William scored 41 against Baylor to reach the Final Four before hitting the game winner against the Huskies.
The Gamecocks will have a celebration on Monday at 4 p.m. in Colonial Life Arena.
MISSISSIPPI ST. (34-5)
Richardson 1-5 2-2 4, McCowan 2-6 3-4 7, Dillingham 5-10 0-0 11, Vivians 4-16 3-4 12, William 2-6 4-4 8, Chapel 1-2 2-2 4, Williams 0-0 0-0 0, Campbell 0-0 0-0 0, Okorie 1-1 0-0 2, Allen 0-0 1-2 1, Holmes 3-5 0-0 6, Johnson 0-2 0-0 0, Schaefer 0-2 0-0 0, Totals 19-55 15-18 55.
SOUTH CAROLINA (33-4)
Wilson 9-15 5-6 23, Cuevas-Moore 2-6 1-2 5, Davis 4-12 2-2 10, Gray 7-15 4-5 18, Harris 2-4 2-3 6, Herbert Harrigan 0-1 1-2 1, Bradshaw 0-0 0-0 0, Cliney 1-2 2-2 4, Davis 0-0 0-0 0, Patrick 0-0 0-0 0, Totals 25-55 17-22 67.

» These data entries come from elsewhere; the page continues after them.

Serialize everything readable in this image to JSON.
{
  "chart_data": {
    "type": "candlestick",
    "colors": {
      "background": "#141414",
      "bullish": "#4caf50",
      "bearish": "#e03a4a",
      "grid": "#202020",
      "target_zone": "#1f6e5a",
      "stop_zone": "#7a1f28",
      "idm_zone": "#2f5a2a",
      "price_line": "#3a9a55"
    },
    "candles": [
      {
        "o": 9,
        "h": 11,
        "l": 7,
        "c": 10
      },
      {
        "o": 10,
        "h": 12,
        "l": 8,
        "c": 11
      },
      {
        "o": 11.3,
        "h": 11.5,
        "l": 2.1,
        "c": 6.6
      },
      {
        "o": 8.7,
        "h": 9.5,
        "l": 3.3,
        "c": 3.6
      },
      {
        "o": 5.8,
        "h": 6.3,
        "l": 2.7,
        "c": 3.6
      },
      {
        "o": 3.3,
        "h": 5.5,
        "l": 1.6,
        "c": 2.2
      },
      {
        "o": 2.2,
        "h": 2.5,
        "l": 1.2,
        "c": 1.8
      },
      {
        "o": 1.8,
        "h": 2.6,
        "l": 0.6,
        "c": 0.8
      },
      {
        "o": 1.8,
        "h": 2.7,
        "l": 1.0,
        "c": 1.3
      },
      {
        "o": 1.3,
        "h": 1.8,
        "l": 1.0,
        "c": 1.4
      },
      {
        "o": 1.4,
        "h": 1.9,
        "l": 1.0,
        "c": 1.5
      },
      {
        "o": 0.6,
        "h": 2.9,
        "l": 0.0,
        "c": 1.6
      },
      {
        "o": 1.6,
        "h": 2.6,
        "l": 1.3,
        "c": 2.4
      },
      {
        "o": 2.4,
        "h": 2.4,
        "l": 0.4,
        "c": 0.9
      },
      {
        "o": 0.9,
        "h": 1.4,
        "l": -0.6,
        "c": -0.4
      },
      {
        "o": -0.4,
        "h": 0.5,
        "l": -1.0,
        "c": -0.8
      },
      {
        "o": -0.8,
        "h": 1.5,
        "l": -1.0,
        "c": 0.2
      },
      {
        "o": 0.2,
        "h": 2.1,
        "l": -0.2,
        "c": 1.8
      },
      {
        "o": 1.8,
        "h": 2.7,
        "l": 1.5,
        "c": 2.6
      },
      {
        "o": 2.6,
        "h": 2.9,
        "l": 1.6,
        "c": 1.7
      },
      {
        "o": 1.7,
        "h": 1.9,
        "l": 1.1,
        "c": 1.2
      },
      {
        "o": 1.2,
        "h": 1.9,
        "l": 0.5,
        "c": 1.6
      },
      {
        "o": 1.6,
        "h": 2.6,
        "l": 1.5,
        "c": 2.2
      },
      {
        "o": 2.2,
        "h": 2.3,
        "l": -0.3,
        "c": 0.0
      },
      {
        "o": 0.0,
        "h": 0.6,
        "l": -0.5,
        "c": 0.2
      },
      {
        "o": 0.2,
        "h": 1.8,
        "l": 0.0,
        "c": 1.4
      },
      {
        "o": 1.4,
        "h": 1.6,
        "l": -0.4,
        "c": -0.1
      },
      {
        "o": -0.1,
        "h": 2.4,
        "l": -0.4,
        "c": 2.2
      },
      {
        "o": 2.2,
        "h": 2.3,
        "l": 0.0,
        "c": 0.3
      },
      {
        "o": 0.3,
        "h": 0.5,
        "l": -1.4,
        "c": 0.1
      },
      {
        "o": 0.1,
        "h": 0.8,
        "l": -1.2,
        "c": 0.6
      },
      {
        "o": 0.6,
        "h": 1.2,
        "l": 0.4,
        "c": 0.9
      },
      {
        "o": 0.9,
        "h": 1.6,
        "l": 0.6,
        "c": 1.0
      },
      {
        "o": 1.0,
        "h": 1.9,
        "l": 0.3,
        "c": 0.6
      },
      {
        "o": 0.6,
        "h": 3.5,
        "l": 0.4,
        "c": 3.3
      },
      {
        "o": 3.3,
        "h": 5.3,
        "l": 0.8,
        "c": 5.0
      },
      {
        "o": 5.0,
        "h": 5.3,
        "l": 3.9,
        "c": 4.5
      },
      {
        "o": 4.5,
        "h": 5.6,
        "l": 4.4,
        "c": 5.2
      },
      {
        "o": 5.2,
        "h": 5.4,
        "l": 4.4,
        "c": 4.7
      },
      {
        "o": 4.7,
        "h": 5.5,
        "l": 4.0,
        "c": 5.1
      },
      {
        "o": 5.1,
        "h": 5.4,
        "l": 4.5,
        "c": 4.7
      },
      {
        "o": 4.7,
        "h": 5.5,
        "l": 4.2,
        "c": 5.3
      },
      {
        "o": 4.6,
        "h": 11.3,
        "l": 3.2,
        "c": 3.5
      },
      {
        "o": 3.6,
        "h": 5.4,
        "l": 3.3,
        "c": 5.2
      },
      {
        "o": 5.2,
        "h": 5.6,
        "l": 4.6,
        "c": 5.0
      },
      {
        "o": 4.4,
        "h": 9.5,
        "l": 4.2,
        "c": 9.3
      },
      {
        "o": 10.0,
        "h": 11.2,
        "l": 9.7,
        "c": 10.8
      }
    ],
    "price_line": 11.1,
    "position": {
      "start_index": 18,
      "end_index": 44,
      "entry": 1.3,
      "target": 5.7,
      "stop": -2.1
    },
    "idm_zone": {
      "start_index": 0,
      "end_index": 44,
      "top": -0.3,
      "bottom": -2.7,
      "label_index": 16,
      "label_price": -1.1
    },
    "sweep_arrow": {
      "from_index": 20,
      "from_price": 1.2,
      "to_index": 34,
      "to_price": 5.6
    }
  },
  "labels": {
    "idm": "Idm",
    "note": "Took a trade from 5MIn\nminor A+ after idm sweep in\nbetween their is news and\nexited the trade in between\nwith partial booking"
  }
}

3-point Goals: Mississippi St. 2-12 (Richardson 0-1, Dillingham 1-2, Vivians 1-5, William 0-1, Johnson 0-1, Schaefer 0-2), South Carolina 0-3 (Davis 0-2, Gray 0-1). Assists: Mississippi St. 8 (William 4), South Carolina 7 (Cuevas-Moore 2). Fouled Out: None. Rebounds: Mississippi St. 27 (McCowan 10), South Carolina 40 (Wilson 10). Total Fouls: Mississippi St. 19, South Carolina 14. A: 19,229.